IN 2022’S New Year editorial the Morning Star warned of the dangers of war in Europe.

We noted the military build-up on both sides of the Russian border and the United States’ contemptuous rejection of a number of de-escalation proposals from Moscow, such as an agreement by both countries not to station nuclear weapons abroad.

We are now 10 months into the Russian invasion of Ukraine, with no end in sight — and no sign that politicians recognise how acute is the risk of escalation.

Nor is it acceptable in “official” politics to look for explanations of a war that is depicted either as the responsibility of Vladimir Putin alone or down to the character of Russia itself as an eternal menace.

The reaction to a tranche of declassified files published as 2022 ends therefore portrays Tony Blair as naive for advising Washington that Putin could be brought into the fold and become a loyal satellite.

For supporters of the US-led world order, Russia’s failure to “integrate” like this is a great tragedy of post-Soviet international relations. 

The declassified Blair files are interesting for shedding light on the period when Western governments still considered this course.
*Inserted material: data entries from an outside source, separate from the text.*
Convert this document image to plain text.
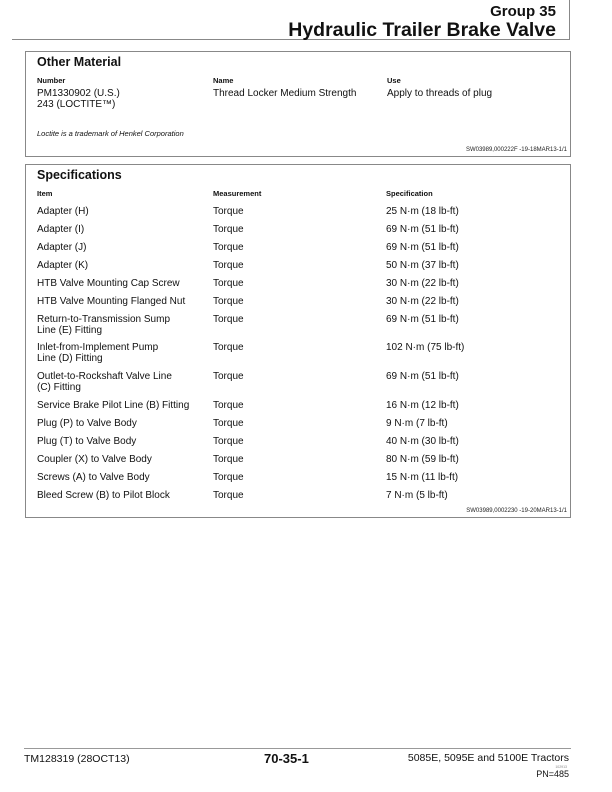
Group 35
Hydraulic Trailer Brake Valve
Other Material
Number	Name	Use
PM1330902 (U.S.)
243 (LOCTITE™)
Thread Locker Medium Strength	Apply to threads of plug
Loctite is a trademark of Henkel Corporation
SW03989,000222F -19-18MAR13-1/1
Specifications
Item	Measurement	Specification
Adapter (H)	Torque	25 N·m (18 lb-ft)
Adapter (I)	Torque	69 N·m (51 lb-ft)
Adapter (J)	Torque	69 N·m (51 lb-ft)
Adapter (K)	Torque	50 N·m (37 lb-ft)
HTB Valve Mounting Cap Screw	Torque	30 N·m (22 lb-ft)
HTB Valve Mounting Flanged Nut	Torque	30 N·m (22 lb-ft)
Return-to-Transmission Sump
Line (E) Fitting
Torque	69 N·m (51 lb-ft)
Inlet-from-Implement Pump
Line (D) Fitting
Torque	102 N·m (75 lb-ft)
Outlet-to-Rockshaft Valve Line
(C) Fitting
Torque	69 N·m (51 lb-ft)
Service Brake Pilot Line (B) Fitting Torque	16 N·m (12 lb-ft)
Plug (P) to Valve Body	Torque	9 N·m (7 lb-ft)
Plug (T) to Valve Body	Torque	40 N·m (30 lb-ft)
Coupler (X) to Valve Body	Torque	80 N·m (59 lb-ft)
Screws (A) to Valve Body	Torque	15 N·m (11 lb-ft)
Bleed Screw (B) to Pilot Block	Torque	7 N·m (5 lb-ft)
SW03989,0002230 -19-20MAR13-1/1
TM128319 (28OCT13)	70-35-1	5085E, 5095E and 5100E Tractors
102913
PN=485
Liberal commentators wonder why Blair turned a blind eye to Putin’s brutal war on Chechnya as if he had missed something about the Russian leader’s character — but domestic repression and war crimes are no barrier to being part of the US club. 
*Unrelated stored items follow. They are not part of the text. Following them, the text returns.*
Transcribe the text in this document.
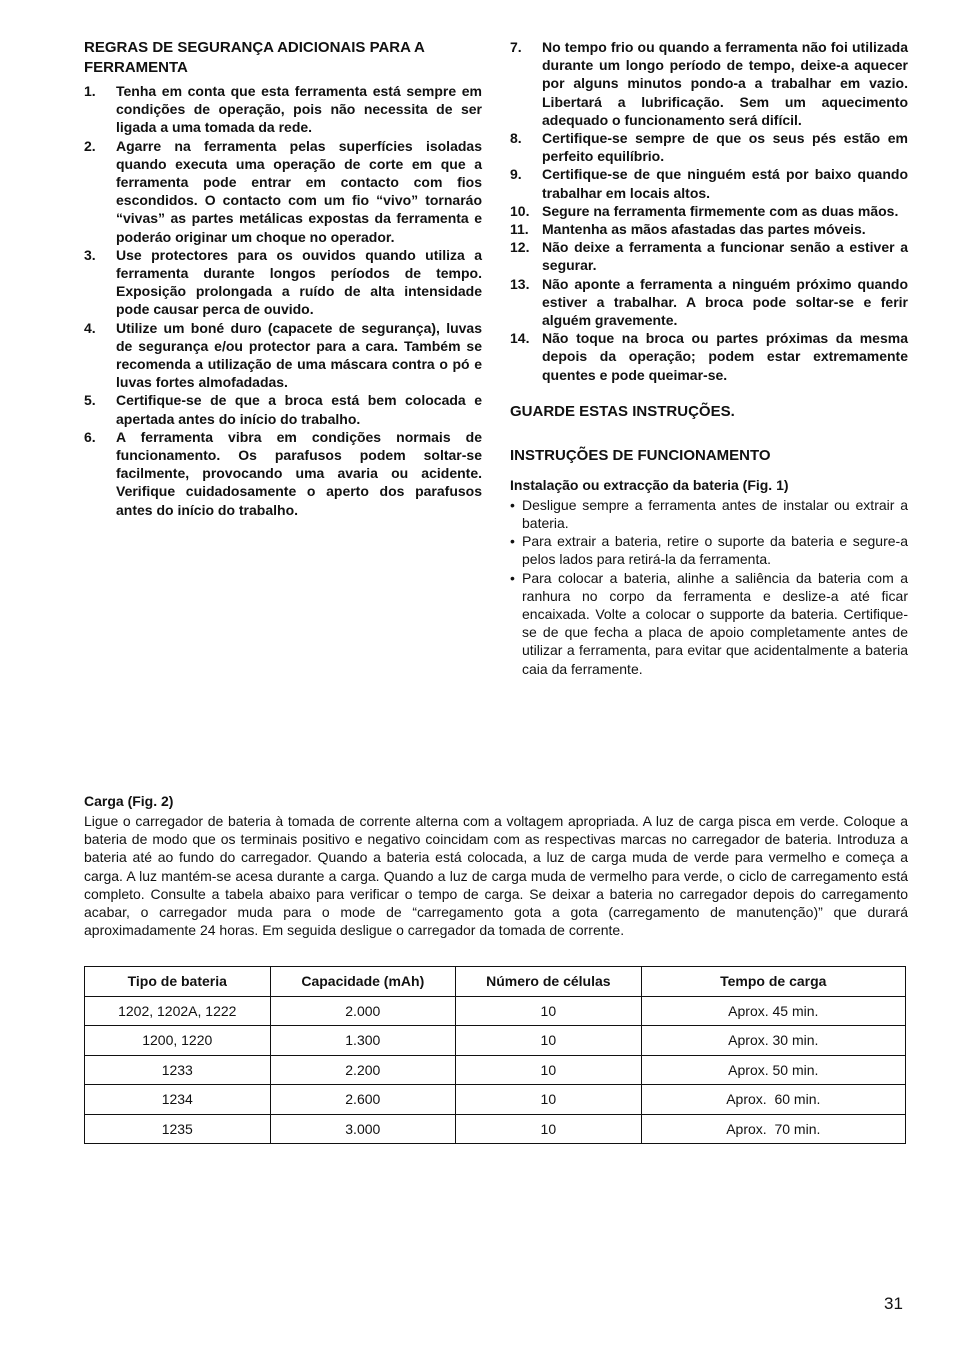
REGRAS DE SEGURANÇA ADICIONAIS PARA A FERRAMENTA
1. Tenha em conta que esta ferramenta está sempre em condições de operação, pois não necessita de ser ligada a uma tomada da rede.
2. Agarre na ferramenta pelas superfícies isoladas quando executa uma operação de corte em que a ferramenta pode entrar em contacto com fios escondidos. O contacto com um fio “vivo” tornaráo “vivas” as partes metálicas expostas da ferramenta e poderáo originar um choque no operador.
3. Use protectores para os ouvidos quando utiliza a ferramenta durante longos períodos de tempo. Exposição prolongada a ruído de alta intensidade pode causar perca de ouvido.
4. Utilize um boné duro (capacete de segurança), luvas de segurança e/ou protector para a cara. Também se recomenda a utilização de uma máscara contra o pó e luvas fortes almofadadas.
5. Certifique-se de que a broca está bem colocada e apertada antes do início do trabalho.
6. A ferramenta vibra em condições normais de funcionamento. Os parafusos podem soltar-se facilmente, provocando uma avaria ou acidente. Verifique cuidadosamente o aperto dos parafusos antes do início do trabalho.
7. No tempo frio ou quando a ferramenta não foi utilizada durante um longo período de tempo, deixe-a aquecer por alguns minutos pondo-a a trabalhar em vazio. Libertará a lubrificação. Sem um aquecimento adequado o funcionamento será difícil.
8. Certifique-se sempre de que os seus pés estão em perfeito equilíbrio.
9. Certifique-se de que ninguém está por baixo quando trabalhar em locais altos.
10. Segure na ferramenta firmemente com as duas mãos.
11. Mantenha as mãos afastadas das partes móveis.
12. Não deixe a ferramenta a funcionar senão a estiver a segurar.
13. Não aponte a ferramenta a ninguém próximo quando estiver a trabalhar. A broca pode soltar-se e ferir alguém gravemente.
14. Não toque na broca ou partes próximas da mesma depois da operação; podem estar extremamente quentes e pode queimar-se.
GUARDE ESTAS INSTRUÇÕES.
INSTRUÇÕES DE FUNCIONAMENTO
Instalação ou extracção da bateria (Fig. 1)
• Desligue sempre a ferramenta antes de instalar ou extrair a bateria.
• Para extrair a bateria, retire o suporte da bateria e segure-a pelos lados para retirá-la da ferramenta.
• Para colocar a bateria, alinhe a saliência da bateria com a ranhura no corpo da ferramenta e deslize-a até ficar encaixada. Volte a colocar o supporte da bateria. Certifique-se de que fecha a placa de apoio completamente antes de utilizar a ferramenta, para evitar que acidentalmente a bateria caia da ferramente.
Carga (Fig. 2)

Ligue o carregador de bateria à tomada de corrente alterna com a voltagem apropriada. A luz de carga pisca em verde. Coloque a bateria de modo que os terminais positivo e negativo coincidam com as respectivas marcas no carregador de bateria. Introduza a bateria até ao fundo do carregador. Quando a bateria está colocada, a luz de carga muda de verde para vermelho e começa a carga. A luz mantém-se acesa durante a carga. Quando a luz de carga muda de vermelho para verde, o ciclo de carregamento está completo. Consulte a tabela abaixo para verificar o tempo de carga. Se deixar a bateria no carregador depois do carregamento acabar, o carregador muda para o mode de “carregamento gota a gota (carregamento de manutenção)” que durará aproximadamente 24 horas. Em seguida desligue o carregador da tomada de corrente.

Tipo de bateria	Capacidade (mAh)	Número de células	Tempo de carga
1202, 1202A, 1222	2.000	10	Aprox. 45 min.
1200, 1220	1.300	10	Aprox. 30 min.
1233	2.200	10	Aprox. 50 min.
1234	2.600	10	Aprox.  60 min.
1235	3.000	10	Aprox.  70 min.
31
It was largely US decisions — to decline Russian queries about joining Nato, and to expand that alliance up to Russia’s borders in breach of commitments made in 1989 — that ensured Moscow didn’t join the US camp, and in that sense paved the way for today’s proxy war in Ukraine.

There are serious (if blood-drenched) US imperialist strategists — Henry Kissinger being the most prominent — who see that as a mistake. It is hardly the main point, however.

Reports on the declassified files imply that a benevolent Blair was somehow taken in by Putin. Examples of the latter’s duplicitous behaviour even include that he promised to back the US against Saddam Hussein’s Iraq.

This, of course, reminds us of other ways in which the US set the scene for today’s war in Ukraine.

The succession of aggressive wars Washington launched from 1999 made it clear to all — including the nascent kleptocratic Russian capitalist class — that international law and UN authority were for little countries.

The forcible severance of Kosovo from Yugoslavia following great power backing for a local independence movement presaged Russia’s attitude to the breakaway “people’s republics” of Donetsk and Lugansk, now formally annexed.

Now US power is in decline, other actors — Turkey as well as Russia — are jockeying for higher status in any rearranged world order.

But the utter devastation wrought on Afghanistan, Iraq and Libya in the years of US unipolar dominance give the lie to any idea that incorporating Russia into that world order would have spared the world armed conflict.

Bush and Blair’s invasion of Iraq had many consequences. The destabilisation of the Middle East and the global spread of jihadist terror; a heightened authoritarianism in the US and Britain which has worsened ever since.

But it bred a new wariness among the public about the truthfulness of our leaders — and a deep public scepticism about launching military conflict, one reflected in Labour’s 2013 defeat of a government bid to join the war in Syria.

Our politicians are trying to use the Ukraine war to reverse those trends and smear as borderline treacherous any hint of peace activism.

But these causes are more important today than a year ago, with politicians and pundits making a virtue of their refusal to negotiate or compromise despite the ever-present threat of nuclear Armageddon.

Official politics must not be permitted to silence the peace movement. Its voice of sanity must be heard loud and clear in 2023.